Molecular interaction of atrogin-1 with α-actinin-2 and calcineurin A (CnA). (A) Yeast 2-hybrid analysis of atrogin-1 interaction with α-actinin-2 (left) and calcineurin A (right). pGBKT7 and pACT2 are empty plasmids. pGAD-T7 vector expresses a T antigen–GAL4 activation domain fusion that interacts with p53 (positive control reaction). (B) In vitro interactions of atrogin-1 with α-actinin-2 and calcineurin A in GST pull-down assays. The ability of α-actinin-2 (top) or calcineurin A (bottom) expressed in COS-7 cells to be retained by GST or a GST–atrogin-1 fusion protein was analyzed by immunoblotting after binding reactions. (C) COS-7 cells were transfected with Xpress-tagged (Xp) atrogin-1 and GFP-tagged calcineurin A or HA-tagged α-actinin-2 expression plasmids as indicated.

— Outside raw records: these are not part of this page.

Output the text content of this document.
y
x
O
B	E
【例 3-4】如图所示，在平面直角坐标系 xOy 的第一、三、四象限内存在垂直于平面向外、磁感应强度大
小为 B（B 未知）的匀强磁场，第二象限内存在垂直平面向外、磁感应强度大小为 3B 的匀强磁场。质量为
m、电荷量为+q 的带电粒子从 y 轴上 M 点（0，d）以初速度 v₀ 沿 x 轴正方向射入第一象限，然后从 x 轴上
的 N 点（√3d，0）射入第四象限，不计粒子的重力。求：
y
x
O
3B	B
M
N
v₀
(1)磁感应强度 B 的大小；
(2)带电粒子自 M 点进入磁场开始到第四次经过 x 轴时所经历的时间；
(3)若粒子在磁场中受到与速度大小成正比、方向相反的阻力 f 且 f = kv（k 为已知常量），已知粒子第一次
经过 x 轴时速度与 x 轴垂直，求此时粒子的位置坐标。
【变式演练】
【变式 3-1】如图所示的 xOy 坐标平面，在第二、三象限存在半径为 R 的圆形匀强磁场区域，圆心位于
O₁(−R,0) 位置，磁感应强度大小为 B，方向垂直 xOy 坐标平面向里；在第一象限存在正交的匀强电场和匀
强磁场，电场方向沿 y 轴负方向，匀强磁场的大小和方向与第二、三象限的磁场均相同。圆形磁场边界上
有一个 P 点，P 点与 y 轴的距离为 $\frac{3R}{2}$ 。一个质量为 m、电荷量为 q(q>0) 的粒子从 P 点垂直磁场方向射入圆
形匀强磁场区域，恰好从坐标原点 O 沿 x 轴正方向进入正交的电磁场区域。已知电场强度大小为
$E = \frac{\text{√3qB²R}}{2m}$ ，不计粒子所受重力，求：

Equal amounts of cell extract were immunoprecipitated with the Xpress antibody and analyzed by immunoblotting with antibodies directed against Xpress (to detect atrogin-1) and HA (to detect α-actinin-2, top) or against GFP (to detect calcineurin A, bottom). WCE, whole cell extract. (D) Endogenous protein interactions were examined in cardiomyocyte cell lysates that were immunoprecipitated with preimmune serum or anti–atrogin-1 antibody and analyzed by immunoblotting with antibodies to detect α-actinin (top), calcineurin A (middle), and atrogin-1 (bottom). (E) Direct protein interactions were detected by incubation of GST–atrogin-1 or GST (1 μg) with 1 μg of recombinant calcineurin A or α-actinin-2 proteins. Mixtures were precipitated with anti-GST antibody and analyzed by immunoblotting with antibodies against α-actinin, calcineurin A, and GST. (F) Coimmunostaining analysis of endogenous atrogin-1, calcineurin A, and α-actinin-2 in neonatal cardiomyocytes. The overlay shows that atrogin-1 colocalizes with both α-actinin (top) and calcineurin A (middle).